Sekedar diketahui, kasus markup yang indikasinya kuat menjadi kasus korupsi ini bermula rencana pemkab Gunungkidul melakukan penggantian tanah kas desa Kepek yang telah dibangun kantor kecamatan. Selanjutnya pemkab menganggarkan dana senilai Rp 340 juta untuk membeli tanah dari tujuh warga Kepek. Gelegat korupsi ini terlihat saat penandatangan berita acara pembayaran pembelian tanah pada 23 Agustus 2007. Kelima warga curiga karena menerima uang yang jumlahnya tidaksesuai dengan apa yang ditandatangai dalam berita acara yang jumlahnya lebih besar. Karena merasa dirugikan, kelima warga ini memilih melaporkan kejadian tersebut ke Polres Gunungkidul pada 11 Nopember 2007.

Dalam keterangan yang diberikan petugas, lima dari tujuh, yakni Siswo Sentono menerima Rp 33,5 juta dan menandatangi Rp.57,5 juta. Sutardi menerima Rp 30 juta namun menandatangi Rp. 57,7 juta, Kismorejo nominal yang diterima Rp 27,5 juta dan menandatangi Rp 30juta. Hal yang sama juga alami dua warga lain, Mardi Jemiko menandatangi Rp 30 juta dan hanya menerima Rp 29 juta. Sementara Wonokaryo yang diwakili Mardi Utomo dipaksa menandatangani berita acara pembayaran tanah Rp 38juta dan hanya menerima Rp 12juta. Dua warga Sumarjo dan Sardjono menerima pembelian harga sesuai dengan berita.

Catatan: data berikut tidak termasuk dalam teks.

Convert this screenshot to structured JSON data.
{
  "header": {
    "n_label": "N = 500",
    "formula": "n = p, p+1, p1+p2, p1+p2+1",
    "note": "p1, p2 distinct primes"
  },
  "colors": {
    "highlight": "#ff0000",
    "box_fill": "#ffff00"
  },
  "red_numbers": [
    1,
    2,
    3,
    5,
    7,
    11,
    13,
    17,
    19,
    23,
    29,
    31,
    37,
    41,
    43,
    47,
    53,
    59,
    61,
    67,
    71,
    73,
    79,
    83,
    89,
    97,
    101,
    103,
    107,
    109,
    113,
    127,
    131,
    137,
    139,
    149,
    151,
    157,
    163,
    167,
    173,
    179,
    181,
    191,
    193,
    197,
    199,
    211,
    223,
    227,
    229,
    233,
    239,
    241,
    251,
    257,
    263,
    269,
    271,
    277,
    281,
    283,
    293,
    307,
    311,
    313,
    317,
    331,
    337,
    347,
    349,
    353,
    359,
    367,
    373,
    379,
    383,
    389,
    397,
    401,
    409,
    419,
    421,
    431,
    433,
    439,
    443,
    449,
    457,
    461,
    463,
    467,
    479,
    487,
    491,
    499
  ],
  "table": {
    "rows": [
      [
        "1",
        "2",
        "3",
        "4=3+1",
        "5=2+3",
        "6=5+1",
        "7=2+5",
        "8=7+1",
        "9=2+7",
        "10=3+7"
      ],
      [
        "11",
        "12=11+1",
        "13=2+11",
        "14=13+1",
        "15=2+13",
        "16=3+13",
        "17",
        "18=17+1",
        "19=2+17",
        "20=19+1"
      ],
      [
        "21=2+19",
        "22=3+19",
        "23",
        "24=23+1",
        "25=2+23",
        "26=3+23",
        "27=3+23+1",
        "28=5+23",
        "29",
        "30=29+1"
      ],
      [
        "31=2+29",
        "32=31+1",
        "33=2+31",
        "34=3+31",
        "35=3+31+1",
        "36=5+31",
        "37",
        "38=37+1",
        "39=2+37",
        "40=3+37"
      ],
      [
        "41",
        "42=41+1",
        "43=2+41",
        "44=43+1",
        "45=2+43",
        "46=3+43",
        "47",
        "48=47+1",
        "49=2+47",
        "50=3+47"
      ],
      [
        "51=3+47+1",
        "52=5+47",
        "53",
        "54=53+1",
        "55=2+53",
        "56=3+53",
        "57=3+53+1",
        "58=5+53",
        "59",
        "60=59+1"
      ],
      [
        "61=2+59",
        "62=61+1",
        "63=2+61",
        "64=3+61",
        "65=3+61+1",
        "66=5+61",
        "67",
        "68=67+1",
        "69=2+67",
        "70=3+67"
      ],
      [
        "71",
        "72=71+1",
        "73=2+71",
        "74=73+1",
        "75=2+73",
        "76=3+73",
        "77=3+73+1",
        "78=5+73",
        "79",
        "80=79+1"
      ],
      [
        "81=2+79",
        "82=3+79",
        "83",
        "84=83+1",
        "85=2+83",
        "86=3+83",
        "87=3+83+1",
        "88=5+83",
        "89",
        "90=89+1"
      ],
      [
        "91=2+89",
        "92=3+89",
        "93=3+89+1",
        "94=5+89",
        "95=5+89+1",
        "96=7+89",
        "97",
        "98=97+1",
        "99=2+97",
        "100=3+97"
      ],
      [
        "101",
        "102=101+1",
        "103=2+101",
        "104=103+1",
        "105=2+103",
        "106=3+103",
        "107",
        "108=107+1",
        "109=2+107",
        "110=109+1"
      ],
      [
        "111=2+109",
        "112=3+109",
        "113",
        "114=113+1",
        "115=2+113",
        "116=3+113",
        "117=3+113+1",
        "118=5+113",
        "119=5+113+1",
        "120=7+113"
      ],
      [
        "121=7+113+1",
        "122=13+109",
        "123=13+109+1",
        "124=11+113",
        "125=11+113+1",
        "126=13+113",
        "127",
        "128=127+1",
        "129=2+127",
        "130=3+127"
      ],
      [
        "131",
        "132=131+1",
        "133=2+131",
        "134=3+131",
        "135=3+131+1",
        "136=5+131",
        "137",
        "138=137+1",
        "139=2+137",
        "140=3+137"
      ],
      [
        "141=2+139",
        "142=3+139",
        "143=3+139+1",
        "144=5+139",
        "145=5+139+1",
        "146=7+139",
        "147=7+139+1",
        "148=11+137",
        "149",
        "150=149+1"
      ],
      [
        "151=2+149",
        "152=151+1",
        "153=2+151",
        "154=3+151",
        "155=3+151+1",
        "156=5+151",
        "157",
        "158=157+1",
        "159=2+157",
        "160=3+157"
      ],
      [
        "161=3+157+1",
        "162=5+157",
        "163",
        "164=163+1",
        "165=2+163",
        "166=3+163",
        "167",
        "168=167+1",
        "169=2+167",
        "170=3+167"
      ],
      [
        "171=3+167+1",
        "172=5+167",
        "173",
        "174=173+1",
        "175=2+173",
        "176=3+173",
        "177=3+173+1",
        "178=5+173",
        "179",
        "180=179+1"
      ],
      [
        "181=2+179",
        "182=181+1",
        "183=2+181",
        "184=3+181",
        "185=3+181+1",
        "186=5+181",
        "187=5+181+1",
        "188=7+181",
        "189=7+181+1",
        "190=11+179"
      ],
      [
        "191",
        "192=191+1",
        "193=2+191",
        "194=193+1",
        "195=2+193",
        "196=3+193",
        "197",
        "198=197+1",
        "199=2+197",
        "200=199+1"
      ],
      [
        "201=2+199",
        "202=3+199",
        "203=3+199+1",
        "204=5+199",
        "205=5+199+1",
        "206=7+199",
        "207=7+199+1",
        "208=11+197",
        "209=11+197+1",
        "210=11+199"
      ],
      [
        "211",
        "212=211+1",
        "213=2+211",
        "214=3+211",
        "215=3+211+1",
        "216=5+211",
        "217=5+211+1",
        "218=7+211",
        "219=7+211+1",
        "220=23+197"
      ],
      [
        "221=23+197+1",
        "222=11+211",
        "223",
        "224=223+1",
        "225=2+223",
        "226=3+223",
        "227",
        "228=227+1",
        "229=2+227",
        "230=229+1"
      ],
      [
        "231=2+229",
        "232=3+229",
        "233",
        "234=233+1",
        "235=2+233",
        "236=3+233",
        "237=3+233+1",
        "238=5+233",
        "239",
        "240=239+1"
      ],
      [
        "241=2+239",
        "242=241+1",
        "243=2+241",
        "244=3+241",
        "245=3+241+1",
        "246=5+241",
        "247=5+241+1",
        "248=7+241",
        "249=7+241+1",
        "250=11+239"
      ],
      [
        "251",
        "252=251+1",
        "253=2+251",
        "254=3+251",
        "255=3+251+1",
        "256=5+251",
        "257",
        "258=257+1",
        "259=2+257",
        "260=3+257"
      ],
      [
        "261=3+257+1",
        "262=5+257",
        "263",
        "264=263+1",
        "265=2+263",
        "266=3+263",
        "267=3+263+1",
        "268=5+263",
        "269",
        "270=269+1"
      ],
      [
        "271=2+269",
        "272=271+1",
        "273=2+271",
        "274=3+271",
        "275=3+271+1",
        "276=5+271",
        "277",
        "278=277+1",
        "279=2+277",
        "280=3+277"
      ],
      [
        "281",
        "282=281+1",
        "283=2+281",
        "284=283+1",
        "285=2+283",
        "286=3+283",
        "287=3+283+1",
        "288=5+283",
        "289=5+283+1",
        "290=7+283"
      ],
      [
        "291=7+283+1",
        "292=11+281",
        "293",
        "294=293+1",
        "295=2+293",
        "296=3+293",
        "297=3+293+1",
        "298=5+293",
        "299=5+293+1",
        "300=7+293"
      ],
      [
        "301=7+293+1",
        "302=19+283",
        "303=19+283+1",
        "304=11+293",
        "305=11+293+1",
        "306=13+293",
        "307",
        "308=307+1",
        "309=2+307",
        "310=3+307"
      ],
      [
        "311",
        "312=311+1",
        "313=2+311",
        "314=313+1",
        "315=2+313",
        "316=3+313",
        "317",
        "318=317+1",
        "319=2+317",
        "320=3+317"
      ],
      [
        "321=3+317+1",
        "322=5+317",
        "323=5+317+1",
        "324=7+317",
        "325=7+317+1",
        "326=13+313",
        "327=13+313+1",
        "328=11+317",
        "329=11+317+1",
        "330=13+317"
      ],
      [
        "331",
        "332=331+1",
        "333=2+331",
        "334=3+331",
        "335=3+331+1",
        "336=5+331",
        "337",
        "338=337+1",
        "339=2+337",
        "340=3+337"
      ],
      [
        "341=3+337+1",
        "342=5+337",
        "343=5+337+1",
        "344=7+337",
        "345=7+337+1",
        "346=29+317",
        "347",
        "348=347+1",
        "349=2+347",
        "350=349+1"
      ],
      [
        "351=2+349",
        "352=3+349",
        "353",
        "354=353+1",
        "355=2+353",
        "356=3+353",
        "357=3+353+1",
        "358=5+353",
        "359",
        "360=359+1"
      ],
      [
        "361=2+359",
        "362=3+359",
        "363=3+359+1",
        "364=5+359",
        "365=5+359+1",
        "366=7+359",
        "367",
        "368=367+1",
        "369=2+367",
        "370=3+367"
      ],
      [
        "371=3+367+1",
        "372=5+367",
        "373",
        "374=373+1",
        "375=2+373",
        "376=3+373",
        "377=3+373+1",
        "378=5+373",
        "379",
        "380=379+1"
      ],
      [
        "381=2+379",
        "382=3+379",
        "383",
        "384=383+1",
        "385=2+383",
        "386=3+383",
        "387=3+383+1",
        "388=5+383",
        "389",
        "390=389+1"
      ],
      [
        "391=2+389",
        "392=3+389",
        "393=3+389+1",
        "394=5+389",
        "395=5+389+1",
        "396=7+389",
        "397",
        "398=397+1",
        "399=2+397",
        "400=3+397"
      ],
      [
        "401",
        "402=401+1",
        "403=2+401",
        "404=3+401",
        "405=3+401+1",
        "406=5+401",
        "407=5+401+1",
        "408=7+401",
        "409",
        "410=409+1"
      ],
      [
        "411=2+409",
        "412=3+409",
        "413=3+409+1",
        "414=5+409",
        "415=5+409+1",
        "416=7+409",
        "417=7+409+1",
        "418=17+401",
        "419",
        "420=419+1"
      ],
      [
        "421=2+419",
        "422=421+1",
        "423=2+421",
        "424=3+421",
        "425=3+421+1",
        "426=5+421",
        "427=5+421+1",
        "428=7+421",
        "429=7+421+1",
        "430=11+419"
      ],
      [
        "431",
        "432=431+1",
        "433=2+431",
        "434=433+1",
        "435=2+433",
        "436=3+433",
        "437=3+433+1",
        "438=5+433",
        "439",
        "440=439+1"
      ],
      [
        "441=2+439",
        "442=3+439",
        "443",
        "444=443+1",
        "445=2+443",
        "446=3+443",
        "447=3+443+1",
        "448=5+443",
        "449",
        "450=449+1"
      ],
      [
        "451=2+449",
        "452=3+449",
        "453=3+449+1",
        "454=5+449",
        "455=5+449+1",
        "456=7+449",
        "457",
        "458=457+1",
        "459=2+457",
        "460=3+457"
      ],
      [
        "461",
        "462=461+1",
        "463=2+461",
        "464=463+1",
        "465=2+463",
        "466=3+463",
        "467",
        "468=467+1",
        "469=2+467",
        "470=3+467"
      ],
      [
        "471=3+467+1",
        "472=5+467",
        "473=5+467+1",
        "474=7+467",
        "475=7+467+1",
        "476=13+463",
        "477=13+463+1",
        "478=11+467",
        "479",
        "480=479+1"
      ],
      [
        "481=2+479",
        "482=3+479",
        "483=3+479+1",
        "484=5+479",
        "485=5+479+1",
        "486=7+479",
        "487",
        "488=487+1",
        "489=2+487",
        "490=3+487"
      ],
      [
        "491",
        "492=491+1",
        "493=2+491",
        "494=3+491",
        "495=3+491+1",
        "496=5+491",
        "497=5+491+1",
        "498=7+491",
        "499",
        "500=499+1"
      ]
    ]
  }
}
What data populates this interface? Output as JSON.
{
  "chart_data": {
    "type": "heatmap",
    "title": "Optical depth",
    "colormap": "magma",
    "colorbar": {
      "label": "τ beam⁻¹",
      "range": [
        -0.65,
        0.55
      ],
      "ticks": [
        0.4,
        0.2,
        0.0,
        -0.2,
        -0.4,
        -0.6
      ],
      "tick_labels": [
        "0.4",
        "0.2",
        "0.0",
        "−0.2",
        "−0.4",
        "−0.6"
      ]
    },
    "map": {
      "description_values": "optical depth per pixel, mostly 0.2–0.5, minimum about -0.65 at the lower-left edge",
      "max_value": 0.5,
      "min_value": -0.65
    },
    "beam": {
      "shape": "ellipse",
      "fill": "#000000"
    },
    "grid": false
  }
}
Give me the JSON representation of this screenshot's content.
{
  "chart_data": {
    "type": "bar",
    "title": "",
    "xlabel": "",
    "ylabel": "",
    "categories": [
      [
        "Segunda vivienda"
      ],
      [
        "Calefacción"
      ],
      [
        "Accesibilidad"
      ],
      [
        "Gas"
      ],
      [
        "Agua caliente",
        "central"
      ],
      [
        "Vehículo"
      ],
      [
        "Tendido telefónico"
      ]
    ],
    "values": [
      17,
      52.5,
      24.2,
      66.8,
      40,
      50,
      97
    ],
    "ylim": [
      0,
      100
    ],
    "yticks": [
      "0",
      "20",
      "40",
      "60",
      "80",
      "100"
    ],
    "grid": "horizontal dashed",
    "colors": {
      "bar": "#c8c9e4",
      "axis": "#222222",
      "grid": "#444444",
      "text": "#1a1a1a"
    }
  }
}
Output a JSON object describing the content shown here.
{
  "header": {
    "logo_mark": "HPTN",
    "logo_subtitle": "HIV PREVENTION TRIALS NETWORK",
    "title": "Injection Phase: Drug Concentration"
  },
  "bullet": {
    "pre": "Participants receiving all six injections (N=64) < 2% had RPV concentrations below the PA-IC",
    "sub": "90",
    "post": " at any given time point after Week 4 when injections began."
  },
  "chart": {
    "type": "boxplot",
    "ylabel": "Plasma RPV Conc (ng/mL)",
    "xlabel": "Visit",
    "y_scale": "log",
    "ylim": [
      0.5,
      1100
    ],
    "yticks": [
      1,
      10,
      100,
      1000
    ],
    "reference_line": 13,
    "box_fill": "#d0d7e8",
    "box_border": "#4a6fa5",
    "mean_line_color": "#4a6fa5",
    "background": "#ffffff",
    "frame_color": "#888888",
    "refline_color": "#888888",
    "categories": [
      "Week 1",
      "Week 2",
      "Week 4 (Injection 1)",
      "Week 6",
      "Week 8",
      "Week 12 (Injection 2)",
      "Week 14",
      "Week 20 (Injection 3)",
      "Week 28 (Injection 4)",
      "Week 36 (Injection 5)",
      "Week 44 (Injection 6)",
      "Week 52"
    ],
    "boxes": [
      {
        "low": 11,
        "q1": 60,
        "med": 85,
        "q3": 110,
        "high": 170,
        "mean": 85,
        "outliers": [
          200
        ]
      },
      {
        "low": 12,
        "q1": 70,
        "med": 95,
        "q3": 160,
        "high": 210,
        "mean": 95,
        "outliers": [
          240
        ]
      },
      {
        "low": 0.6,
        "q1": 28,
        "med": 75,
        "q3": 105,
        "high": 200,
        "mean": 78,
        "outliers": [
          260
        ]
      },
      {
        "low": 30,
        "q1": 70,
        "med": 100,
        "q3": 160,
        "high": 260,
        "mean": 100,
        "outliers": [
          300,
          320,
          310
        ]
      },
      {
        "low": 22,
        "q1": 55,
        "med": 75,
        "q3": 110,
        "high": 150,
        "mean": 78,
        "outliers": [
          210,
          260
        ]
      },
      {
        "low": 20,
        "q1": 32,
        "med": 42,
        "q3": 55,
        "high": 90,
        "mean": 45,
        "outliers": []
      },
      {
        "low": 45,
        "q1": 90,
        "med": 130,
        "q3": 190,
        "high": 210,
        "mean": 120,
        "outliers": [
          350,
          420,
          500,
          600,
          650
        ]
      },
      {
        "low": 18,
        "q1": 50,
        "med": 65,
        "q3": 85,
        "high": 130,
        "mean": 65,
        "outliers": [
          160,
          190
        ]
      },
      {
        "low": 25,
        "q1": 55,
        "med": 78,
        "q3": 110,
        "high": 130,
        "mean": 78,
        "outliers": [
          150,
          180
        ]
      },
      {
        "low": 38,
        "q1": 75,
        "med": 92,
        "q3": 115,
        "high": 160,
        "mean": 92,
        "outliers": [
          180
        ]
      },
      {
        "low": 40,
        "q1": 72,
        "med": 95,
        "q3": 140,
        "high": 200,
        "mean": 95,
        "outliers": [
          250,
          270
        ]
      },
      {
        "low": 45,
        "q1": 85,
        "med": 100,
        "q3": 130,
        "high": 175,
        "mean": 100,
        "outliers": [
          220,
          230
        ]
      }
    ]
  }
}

Setelah kasu ini dibidik polisi sampai ditetapkan dua tersnagka Ngajiman dan Mulyakno diperloeh keterangan hasil markup mengalir ke sejumlah pejabat pembab Gunungkidul, kecamatan dan perangkat desa lainnya sebagaimana dibeberkan Ngajiman dalam penyidikan. (gun).